G = [acme, bob, carol, diana]

We can now compute the PageRank of the graph. The resulting values are the same we determined at slide 51.

In [None]:
execute(G)

for node in G:
    node.print()

We can now try PageRank with the Lazega graph. When using real graphs, it is common to find endpoint (or sink) nodes, i.e. nodes with outdegree zero. These points are problematic because they acquire PageRank mass, breaking the algorithm. The damping factor (or the teleport) is a classical workaround to overcome the issue.

In the case of the graph parallel framework we are studying, there is not a teleport step. However, we can still simulate it: each endpoint node should distribute the pagerank to all the nodes in the graph. 

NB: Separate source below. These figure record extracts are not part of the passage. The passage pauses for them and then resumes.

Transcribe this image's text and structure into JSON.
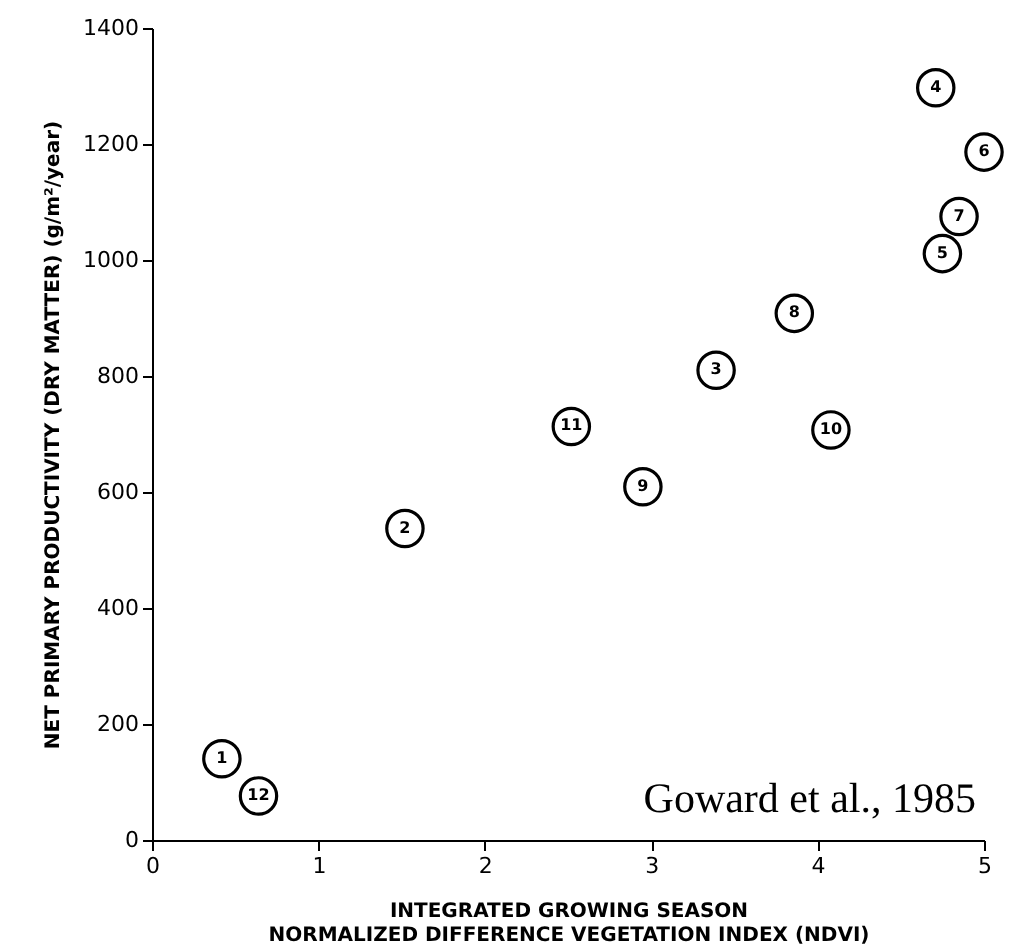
{
  "chart_data": {
    "type": "scatter",
    "xlabel": "INTEGRATED GROWING SEASON\nNORMALIZED DIFFERENCE VEGETATION INDEX (NDVI)",
    "ylabel": "NET PRIMARY PRODUCTIVITY (DRY MATTER) (g/m²/year)",
    "x": [
      0.42,
      0.64,
      1.52,
      2.52,
      2.95,
      3.39,
      3.86,
      4.08,
      4.71,
      4.75,
      4.85,
      5.0
    ],
    "values": [
      140,
      76,
      537,
      713,
      609,
      810,
      908,
      707,
      1297,
      1011,
      1075,
      1186
    ],
    "color": "#000000",
    "marker": "circle",
    "xlim": [
      0,
      5
    ],
    "ylim": [
      0,
      1400
    ],
    "xticks": [
      0,
      1,
      2,
      3,
      4,
      5
    ],
    "yticks": [
      0,
      200,
      400,
      600,
      800,
      1000,
      1200,
      1400
    ],
    "grid": false,
    "annotations": [
      {
        "text": "1",
        "x": 0.42,
        "y": 140
      },
      {
        "text": "12",
        "x": 0.64,
        "y": 76
      },
      {
        "text": "2",
        "x": 1.52,
        "y": 537
      },
      {
        "text": "11",
        "x": 2.52,
        "y": 713
      },
      {
        "text": "9",
        "x": 2.95,
        "y": 609
      },
      {
        "text": "3",
        "x": 3.39,
        "y": 810
      },
      {
        "text": "8",
        "x": 3.86,
        "y": 908
      },
      {
        "text": "10",
        "x": 4.08,
        "y": 707
      },
      {
        "text": "4",
        "x": 4.71,
        "y": 1297
      },
      {
        "text": "5",
        "x": 4.75,
        "y": 1011
      },
      {
        "text": "7",
        "x": 4.85,
        "y": 1075
      },
      {
        "text": "6",
        "x": 5.0,
        "y": 1186
      },
      "Goward et al., 1985"
    ]
  }
}
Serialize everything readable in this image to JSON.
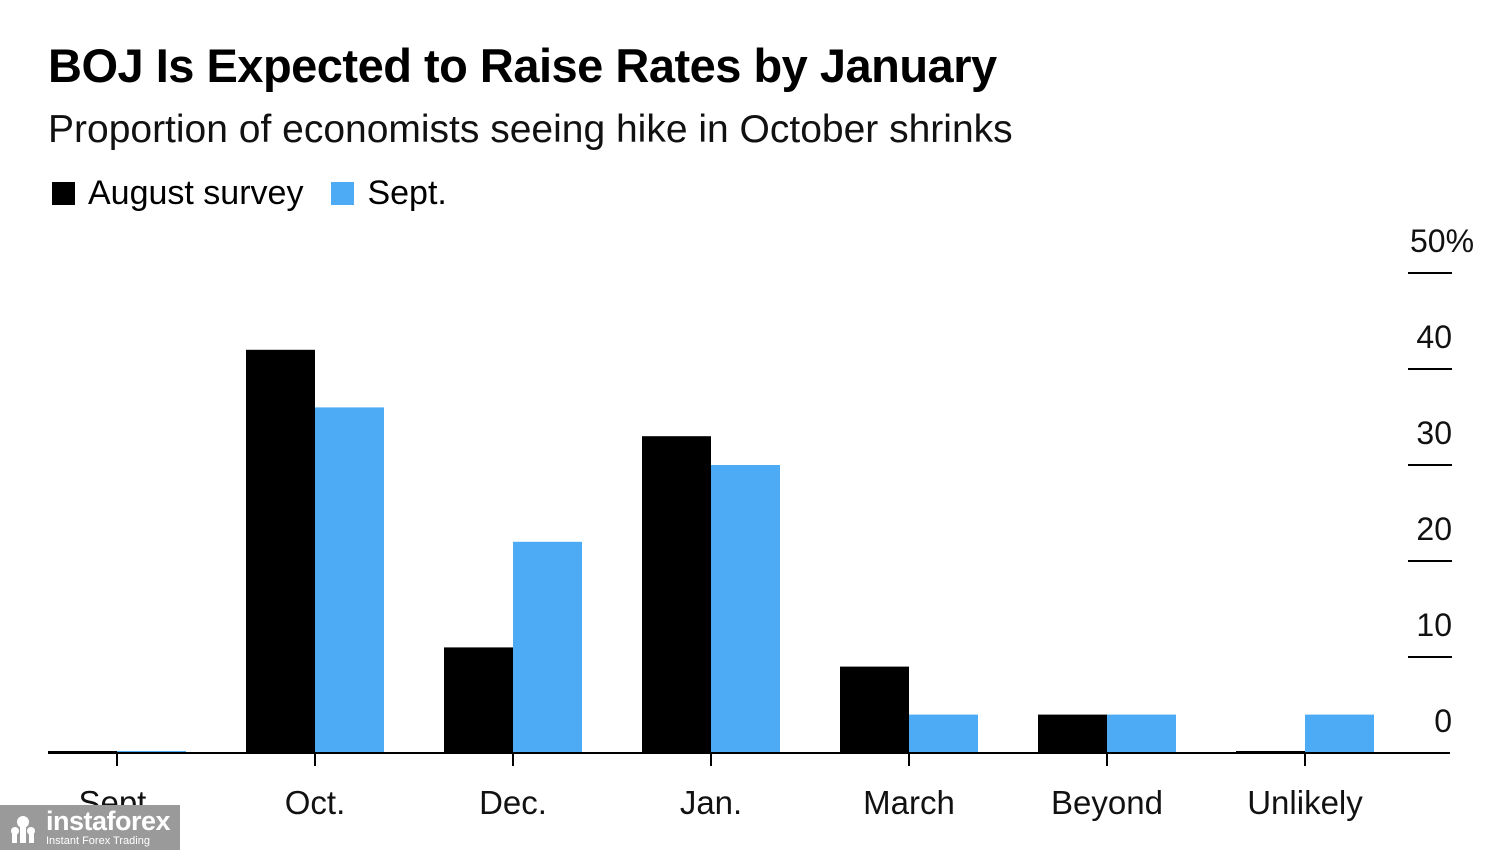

The prepare_function below converts a NetworkX directed graph in a graph we can process with our graph parallel framework for PageRank. In the conversion process, it connects endpoints to all the graph nodes.

In [None]:
def prepare_graph(graph: nx.DiGraph):
    nodes = {}
    endpoints = []
    for node in graph.nodes:
        nodes[node] = NodePR(node, [1/len(graph.nodes), graph.out_degree(node), len(graph.nodes)], 0.85, 100, True)
        if graph.out_degree(node) == 0:
            endpoints.append(node)

    for edge in graph.edges:
        nodes[edge[0]].add_edge(EdgePR(nodes[edge[1]], []))

    for node in endpoints:
        for n in nodes:
            nodes[node].add_edge(EdgePR(nodes[n], []))
        nodes[node].features[1] = len(nodes)

    return nodes


We can now pre-process the Lazega graph, and execute the PageRank algorithm

In [None]:
nodes = prepare_graph(lazega)

G = list(nodes.values())

execute(G)

for node in G:
    node.print()


As a sanity check, we compute the MSE of the computed PageRank with the one implemented in NetworkX. The result suggests that the values are substantially the same.

In [None]:
pr = nx.pagerank(lazega)

error = 0
for node in pr:
    error = error + math.pow(pr[node]-nodes[node].features[0], 2)
print(math.sqrt(error/len(pr)))